The last four years, the Arizona Cardinals had two guys named Brown in their wide receiver corps. John Brown and Jaron Brown combined for one fantasy season higher than the No. 48 WR (when John finished at No. 21 in 2015), mostly ending their respective Cardinals tenures as what-might-have-been quasi-disappointments.
What the Browns ended up being in Arizona was deep threats, guys who would inevitably have a handful of scintillating deep-ball moments a season but struggled to put it together into a complete season, particularly for fantasy purposes.
In the end, though, Cardinals receivers had three of the five highest average depths of target in 2017. Yes, the quarterback and coaching staff will be different in 2018, but the player profiles are the player profiles.
Now, John Brown is a Baltimore Raven, while Jaron Brown is in Seattle. And apologies to Cobi Hamilton and the other names, but the Cardinals enter the 2018 season with five wide receivers who have the potential to have fantasy relevance, but only two who are likely to soak up much of the deep work the pair of Browns offered.
J.J. Nelson is who he is at this point in his career. He’s a deep threat (30.7 percent of his targets over three years have been 20-plus yards downfield) who the team just doesn’t appear likely to give a full-time workload — and considering he’s 5-10, 160 pounds, there’s some defense for that.
The other receivers: Larry Fitzgerald, who has taken 45 percent of his targets out of the slot the last six years, and saw all of 12 deep targets last year; rookie Christian Kirk, who saw virtually all of his targets out of the slot in college; Chad Williams, who saw all of seven targets as a rookie; and Brice Butler.
The Cardinals signed the 28-year-old Butler last month. In five years in the league, Butler has only 126 total targets, for 1,177 yards and 8 touchdowns. He’s coming off his best fantasy season, when he finished … 78th at the position in fantasy scoring. In short, Butler doesn’t come in with the pro resume to be much of anything but roster filler.

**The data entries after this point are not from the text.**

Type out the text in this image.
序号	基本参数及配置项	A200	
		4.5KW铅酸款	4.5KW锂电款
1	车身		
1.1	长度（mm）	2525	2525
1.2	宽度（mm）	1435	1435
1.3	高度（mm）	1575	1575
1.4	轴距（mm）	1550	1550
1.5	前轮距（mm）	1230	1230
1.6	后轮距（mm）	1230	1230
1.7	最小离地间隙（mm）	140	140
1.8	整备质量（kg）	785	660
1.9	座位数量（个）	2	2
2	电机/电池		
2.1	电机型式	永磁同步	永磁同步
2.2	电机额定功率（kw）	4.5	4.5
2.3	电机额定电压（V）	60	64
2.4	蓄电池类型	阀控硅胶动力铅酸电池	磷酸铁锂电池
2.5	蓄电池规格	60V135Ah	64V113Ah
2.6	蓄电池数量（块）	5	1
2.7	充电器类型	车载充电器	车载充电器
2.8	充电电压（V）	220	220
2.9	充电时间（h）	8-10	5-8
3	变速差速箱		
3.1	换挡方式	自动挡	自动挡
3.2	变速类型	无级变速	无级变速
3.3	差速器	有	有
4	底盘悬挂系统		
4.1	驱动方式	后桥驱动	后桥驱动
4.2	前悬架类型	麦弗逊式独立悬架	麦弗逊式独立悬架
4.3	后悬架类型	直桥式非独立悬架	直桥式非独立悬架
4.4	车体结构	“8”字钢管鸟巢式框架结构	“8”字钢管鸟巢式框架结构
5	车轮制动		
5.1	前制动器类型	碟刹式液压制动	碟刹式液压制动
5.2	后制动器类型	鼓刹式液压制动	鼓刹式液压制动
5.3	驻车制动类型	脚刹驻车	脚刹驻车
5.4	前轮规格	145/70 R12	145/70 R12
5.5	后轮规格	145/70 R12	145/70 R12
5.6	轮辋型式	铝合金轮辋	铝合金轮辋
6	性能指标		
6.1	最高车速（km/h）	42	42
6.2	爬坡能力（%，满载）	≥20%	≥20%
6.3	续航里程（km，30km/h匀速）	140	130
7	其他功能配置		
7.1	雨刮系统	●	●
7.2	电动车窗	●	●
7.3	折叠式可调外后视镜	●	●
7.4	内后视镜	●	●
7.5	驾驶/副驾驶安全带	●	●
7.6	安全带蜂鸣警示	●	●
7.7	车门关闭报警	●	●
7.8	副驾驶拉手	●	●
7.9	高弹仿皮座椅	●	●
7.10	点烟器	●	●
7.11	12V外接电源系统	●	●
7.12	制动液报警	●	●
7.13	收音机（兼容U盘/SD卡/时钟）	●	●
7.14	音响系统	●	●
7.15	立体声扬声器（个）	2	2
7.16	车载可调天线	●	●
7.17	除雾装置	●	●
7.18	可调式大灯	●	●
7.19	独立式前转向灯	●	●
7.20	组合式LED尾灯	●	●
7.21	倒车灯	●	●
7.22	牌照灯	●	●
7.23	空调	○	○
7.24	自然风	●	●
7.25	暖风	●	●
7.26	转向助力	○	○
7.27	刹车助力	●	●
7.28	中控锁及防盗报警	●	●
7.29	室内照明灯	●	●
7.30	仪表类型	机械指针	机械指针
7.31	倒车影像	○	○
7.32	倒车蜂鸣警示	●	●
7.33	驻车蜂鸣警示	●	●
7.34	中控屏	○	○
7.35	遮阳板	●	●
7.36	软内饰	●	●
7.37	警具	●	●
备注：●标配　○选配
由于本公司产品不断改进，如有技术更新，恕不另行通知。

Butler has been a favorite breakout candidate for years, both in the fantasy setting and real-world, without it coming to fruition. That led to the Cardinals getting him on a two-year deal this offseason, at terms that Butler felt weren’t quite appropriate, based on his Twitter profile.
But he could scarcely have entered a better situation for his skillset. He's 6-3, 220, with 4.37 40 speed. In a five-year career, 35 of Butler’s 126 targets have been deep (20-plus yards). The pair of Browns averaged 30 such targets a year over the last four years, reaching at least 30 three times. Nelson might get some of that workload. Williams and Fitzgerald might get a little. But it seems likely that the majority of that deep-ball spillover will be Butler’s to soak up.
New Arizona quarterback Sam Bradford isn’t known for his deep-ball prowess (his average depth of target was only 6.6 yards in his last full season in 2016), but he did lead the league in adjusted completion percentage on deep passes on 47 deep attempts in 2016. Rookie Josh Rosen, when and if he ever takes over for Bradford, had the No. 13 adjusted completion percentage on deep balls in the draft class — like Bradford, he isn’t going to be lighting it up down field, but he did have nine deep scores in 2017.
Butler isn’t likely to be a weekly fantasy option, if only because deep balls aren’t consistently predictable. But as an emergency fill-in or best-ball candidate, Butler has super-high weekly upside. The last two years, Brown, Brown, and Nelson combined for 18 top-24 weeks (more if you stretch back to when John Brown had his big season). If Butler gets even a third of those in 2018, he’s a good late-round best-ball investment, especially considering his current MFL ADP of the No. 153 receiver. For best-ball purposes, I’d be comfortable bumping him up a full 50 spots at the position.